External impacts on model training
When the world, businesses, and visitor behavior shift rapidly, a model that normally takes months to degrade can degrade more rapidly than expected. The following external issues can potentially impact model training and results.
Global issues
Global issues that impact markets, such as the COVID-19 pandemic of 2020, do impact models to some extent. Though these types of issues can make it difficult to get a clear picture of your visitor behavior, it is easy to retrain a new version and then seamlessly deploy it without the manually intensive process of retuning over and over using valuable engineering and data staff resources.
Marketing campaigns
Models are sometimes trained simultaneously with other activities, such as an ad campaign, a major holiday, unseasonable heat, mass riots, or political upheavals.
When activity ceases or no longer applies, your current model may not function as well as it did during training. In addition to retraining your models, you can include attributes in your models that represent these events.
Data distribution considerations
For a model to accurately predict, the data for the basis of the predictions must have a similar distribution to the data on which the model was trained.
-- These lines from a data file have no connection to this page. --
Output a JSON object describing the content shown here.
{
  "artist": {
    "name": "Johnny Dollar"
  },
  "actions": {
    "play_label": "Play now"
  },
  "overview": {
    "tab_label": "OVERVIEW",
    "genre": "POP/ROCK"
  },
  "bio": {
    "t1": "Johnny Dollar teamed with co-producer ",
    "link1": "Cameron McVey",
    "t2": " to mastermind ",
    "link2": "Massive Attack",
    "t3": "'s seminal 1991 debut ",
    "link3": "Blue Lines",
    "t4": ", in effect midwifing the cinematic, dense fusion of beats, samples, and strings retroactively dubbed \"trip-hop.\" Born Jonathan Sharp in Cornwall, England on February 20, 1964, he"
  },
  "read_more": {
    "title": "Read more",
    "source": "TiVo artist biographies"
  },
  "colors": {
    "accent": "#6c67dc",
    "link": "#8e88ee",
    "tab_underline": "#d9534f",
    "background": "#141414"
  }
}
As data distribution drifts over time, model deployment is not a one time task, but a continuous process. It is a best practice to continuously monitor your incoming data and retrain your model on newer data when you know that your data distribution has deviated from the original training data distribution. If monitoring data to detect changes in data distribution has a high overhead, you can simply retrain your model periodically, such as daily, weekly, or monthly.